Let $A\subset\mathbb R$ be nonempty and bounded above. Choose $a_0\in A$ and an upper bound $b_0$ for $A$. Then, look at the middle point $m$ of the interval $[a_0,b_0]$. If $m$ is an upper bound for $A$, put $b_1:=m$ and $a_1:=a_0$. Otherwise, put $b_1:=b_0$ and choose a point $a_1\in A$ such that $a_1>m$. In either case, you have $a_0\leq a_1\leq b_1\leq b_0$, and $b_1-a_1\leq \frac12 \,( b_0-a_0)$. Moreover, $a_1\in A$ and $b_1$ is an upper bound for $A$.
Repeating this procedure, you can construct by induction a non-decreasing sequence $(a_n)\subset A$ and a non-increasing sequence $(b_n)$ of upper bounds for $A$, with $a_n\leq b_n$ for all $n$ and $b_{n+1}-a_{n+1}\leq \frac12 (b_n-a_n)$.

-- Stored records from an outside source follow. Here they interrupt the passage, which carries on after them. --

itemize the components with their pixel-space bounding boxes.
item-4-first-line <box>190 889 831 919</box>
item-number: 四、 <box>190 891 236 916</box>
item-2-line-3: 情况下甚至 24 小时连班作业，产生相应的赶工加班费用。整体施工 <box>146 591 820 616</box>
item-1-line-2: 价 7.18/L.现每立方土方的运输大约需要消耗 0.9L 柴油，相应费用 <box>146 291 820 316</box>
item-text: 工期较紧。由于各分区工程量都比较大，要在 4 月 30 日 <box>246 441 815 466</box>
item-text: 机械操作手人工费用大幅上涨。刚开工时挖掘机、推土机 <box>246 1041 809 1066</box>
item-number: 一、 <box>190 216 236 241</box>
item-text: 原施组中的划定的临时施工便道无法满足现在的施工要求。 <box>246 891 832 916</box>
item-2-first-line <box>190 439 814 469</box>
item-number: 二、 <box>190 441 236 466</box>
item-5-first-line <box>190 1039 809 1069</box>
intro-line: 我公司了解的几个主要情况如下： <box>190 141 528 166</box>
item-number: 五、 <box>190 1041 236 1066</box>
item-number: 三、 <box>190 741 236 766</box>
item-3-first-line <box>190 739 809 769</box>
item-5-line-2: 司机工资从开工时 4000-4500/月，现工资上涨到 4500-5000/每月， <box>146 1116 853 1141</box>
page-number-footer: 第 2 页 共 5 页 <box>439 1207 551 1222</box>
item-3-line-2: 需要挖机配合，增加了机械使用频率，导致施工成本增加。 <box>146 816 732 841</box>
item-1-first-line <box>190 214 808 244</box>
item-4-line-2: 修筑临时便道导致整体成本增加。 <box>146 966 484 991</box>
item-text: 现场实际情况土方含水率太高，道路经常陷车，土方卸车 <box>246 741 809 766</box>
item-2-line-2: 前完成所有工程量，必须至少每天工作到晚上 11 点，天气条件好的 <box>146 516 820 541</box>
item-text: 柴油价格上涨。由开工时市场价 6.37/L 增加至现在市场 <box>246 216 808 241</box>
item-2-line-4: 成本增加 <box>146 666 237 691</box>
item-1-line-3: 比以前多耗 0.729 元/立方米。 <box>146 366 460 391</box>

By the Archimedean property (which you do need as pointed out by Daniel), the diameter of the interval $[a_n,b_n]$ goes to $0$. It follows that both sequences $(a_n)$ and $(b_n)$ are Cauchy. So they are both convergent, to the same limit since $b_n-a_n\to 0$. If you call this limit $l$, then $l$ is an upper bound for $A$ because the set of all upper bounds for $A$ is closed and $b_n\to l$, and no upper bound for $A$ can be smaller than $l$ because $l$ is in the closure of $A$.